Однако многие, все равно, забывали, иные же стали даже реже заходить. Или зубы у них поздоровели?

Шутки шутками, но с собакой Алику было нелегко. И ей с ним тоже: дома он отсутствовал по полсуток, и с бедным Каплином никто не гулял, не беседовал, никто его не кормил, не добавлял в пищу рыбий жир, а в душу — уверенность в завтрашнем дне. Мать Алика, она жила по другую сторону перегородки, в большей половине комнаты, была вообще слабого здоровья, а с возрастом и после смерти мужа у нее появилась странная неприязнь к сыну, которую я бы назвал патологической, если бы взял на себя смелость ставить диагнозы. С Аликом она почти не общалась…

Я забыл упомянуть, что свое решение об уходе из школы принимал не один. Я вообще никогда не был чересчур смелым и самостоятельным в своих поступках и не считал зазорным советоваться. Главным образом с друзьями. Таким остаюсь и сейчас. Хотя если припомнить какие-то наиболее сложные перипетии в жизни — бросок из десятого класса московской школы в далекий Тобольск; поступление в ленинградскую военную академию; женитьбу без любви и разрыв без особой на то нужды… Что еще? Обращение в полицию города Глазго с просьбой о политическом убежище (которое чуть было не состоялось в 1978 году)… Все перечисленные действия я совершал (или не совершал) только по собственному разумению.

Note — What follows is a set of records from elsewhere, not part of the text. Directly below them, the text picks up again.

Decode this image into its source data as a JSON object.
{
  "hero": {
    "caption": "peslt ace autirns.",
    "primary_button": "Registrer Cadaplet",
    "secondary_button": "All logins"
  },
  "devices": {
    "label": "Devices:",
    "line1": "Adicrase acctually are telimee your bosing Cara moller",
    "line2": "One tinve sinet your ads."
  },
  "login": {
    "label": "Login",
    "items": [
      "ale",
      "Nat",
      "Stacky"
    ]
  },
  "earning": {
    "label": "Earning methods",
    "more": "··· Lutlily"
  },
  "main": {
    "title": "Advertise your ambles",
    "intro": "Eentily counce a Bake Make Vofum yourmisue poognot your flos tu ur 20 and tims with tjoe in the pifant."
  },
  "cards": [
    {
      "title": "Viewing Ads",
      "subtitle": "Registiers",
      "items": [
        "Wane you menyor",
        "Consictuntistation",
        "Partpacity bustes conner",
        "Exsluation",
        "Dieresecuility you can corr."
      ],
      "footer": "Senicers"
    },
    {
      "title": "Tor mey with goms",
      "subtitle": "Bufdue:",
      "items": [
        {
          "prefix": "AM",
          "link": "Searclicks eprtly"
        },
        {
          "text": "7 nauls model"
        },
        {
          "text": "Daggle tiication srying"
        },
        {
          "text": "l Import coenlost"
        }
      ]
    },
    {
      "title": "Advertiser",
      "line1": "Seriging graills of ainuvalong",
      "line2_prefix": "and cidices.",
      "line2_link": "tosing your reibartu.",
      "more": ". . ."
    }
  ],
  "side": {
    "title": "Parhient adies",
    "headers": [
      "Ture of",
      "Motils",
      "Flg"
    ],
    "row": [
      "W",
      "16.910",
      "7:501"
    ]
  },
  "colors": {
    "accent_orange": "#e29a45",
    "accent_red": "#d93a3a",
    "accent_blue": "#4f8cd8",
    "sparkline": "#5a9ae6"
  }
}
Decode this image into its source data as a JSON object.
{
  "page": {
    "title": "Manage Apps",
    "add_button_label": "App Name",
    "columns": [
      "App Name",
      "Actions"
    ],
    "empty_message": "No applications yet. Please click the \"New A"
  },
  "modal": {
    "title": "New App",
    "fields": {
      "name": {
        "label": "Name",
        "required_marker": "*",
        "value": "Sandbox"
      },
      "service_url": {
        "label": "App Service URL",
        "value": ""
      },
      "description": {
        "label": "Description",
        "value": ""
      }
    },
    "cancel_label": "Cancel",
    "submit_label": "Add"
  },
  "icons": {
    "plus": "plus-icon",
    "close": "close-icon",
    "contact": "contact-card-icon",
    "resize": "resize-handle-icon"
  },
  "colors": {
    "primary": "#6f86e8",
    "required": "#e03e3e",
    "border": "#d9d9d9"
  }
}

Но сейчас уйти из школы мне помогла Римма, которая вроде бы верила, или делала вид, что верит, в мое литературное будущее (если я не слишком громко выражаюсь). И, опять же, не ставлю диагноза: то ли она просто понимала, чего мне тогда больше хотелось, то ли в самом деле заприметила во мне что-то, чего я сам не уловил. В общем, когда дня за три до начала занятий я пришел в школу (не в вельветовых брюках), в кармане у меня лежало лаконичное заявление об уходе, и я положил его на стол к директору. Слез не было, справедливого негодования, что такие вещи надо сообщать загодя, тоже. Наполеоновна вполне мирным тоном сказала, что, конечно, если я чувствую такую тягу к литературе, она не может возражать — стране нужны грамотные и хорошие писатели, которые будут работать на благо нашего общества. Скромно потупясь и так и не разгадав, где в ее словах искренность, а где привычка, ставшая искренностью, я ответил, что постараюсь оправдать ее лучшие надежды, после чего согласился поработать еще месяц, пока не подыщут мне достойную замену.

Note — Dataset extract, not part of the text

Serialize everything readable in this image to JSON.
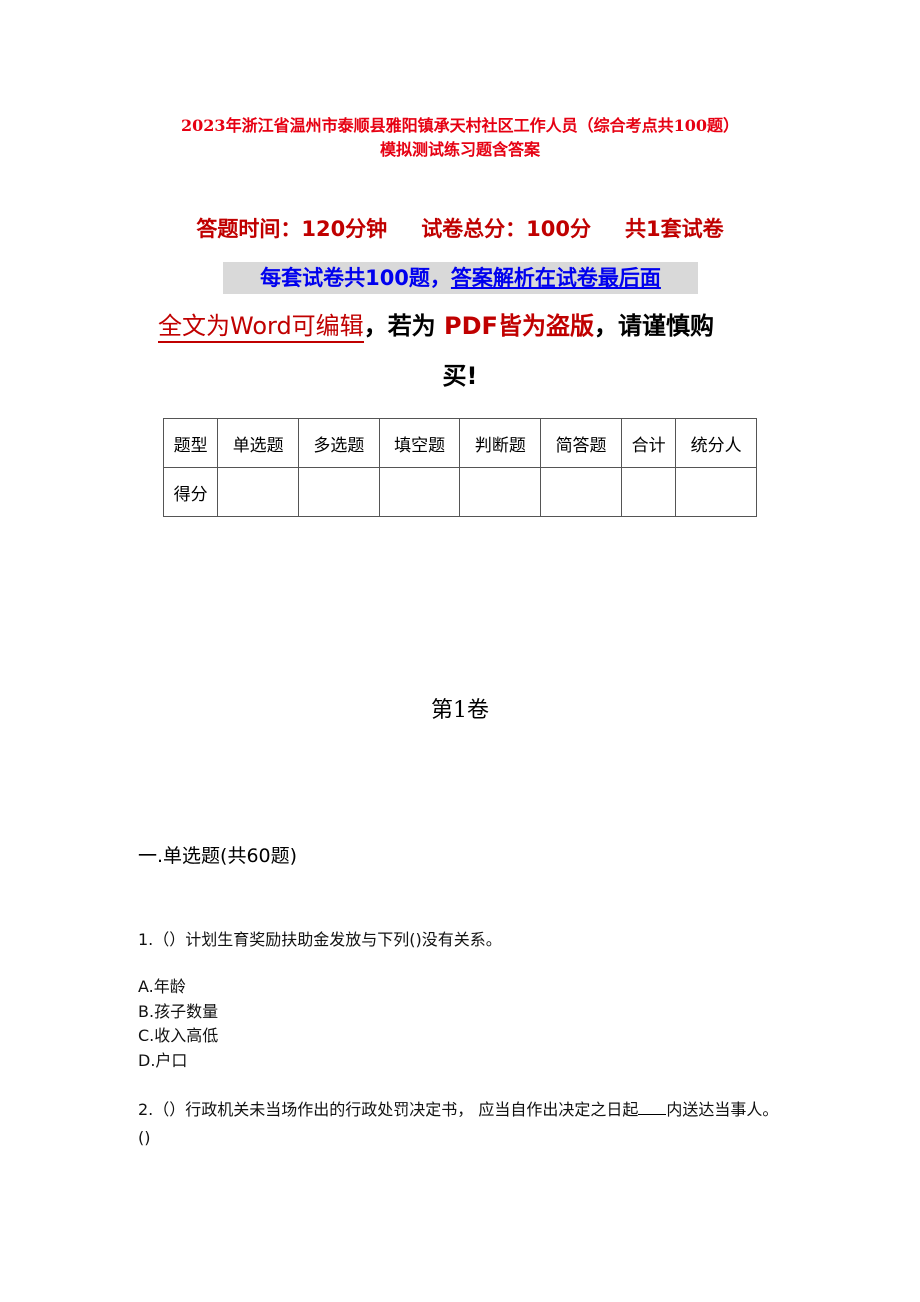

На обратном пути к троллейбусной остановке я вспомнил, между прочим, что один серьезный и мудрый поэт заметил: «Мысль изреченная есть ложь» — и, пожалуй, был прав. Однако, добавил бы я, не тот все-таки лжец, кто изрекает ее, добросовестно заблуждаясь при этом, а тот, кто знает, что его мысль «есть ложь». Но знает ли наша Никтополионовна? И миллионы нас, других?..

Уже в троллейбусе Љ 31 я испытал два совершенно разнородных чувства: первое — облегчения от того, что не придется больше вставать ни свет ни заря, мчаться в школу и делать вид, в первую очередь перед самим собой, будто могу там кого-то воспитать или чему-то путному научить; а второе чувство — тяжести, что придется теперь с еще большей силой ввинчиваться в малопривлекательный издательский мир и целиком от него зависеть. Впрочем, когда там же, в троллейбусе, я занялся элементарной арифметикой, то быстро понял — возместить финансовый провал, связанный с уходом из школы, не так уж трудно: ведь даже если получать за перевод стихотворения минимальный гонорар в размере 80 копеек за строчку, то мое среднее учительское жалованье (420 рублей) приравнивается к 525 строкам, которые можно сотворить, без особой спешки, за пять-шесть дней. (Сколько дней, или недель, может пойти на то, чтобы получить на эти строки заказ, а потом дождаться выплаты гонорара, разговор особый.)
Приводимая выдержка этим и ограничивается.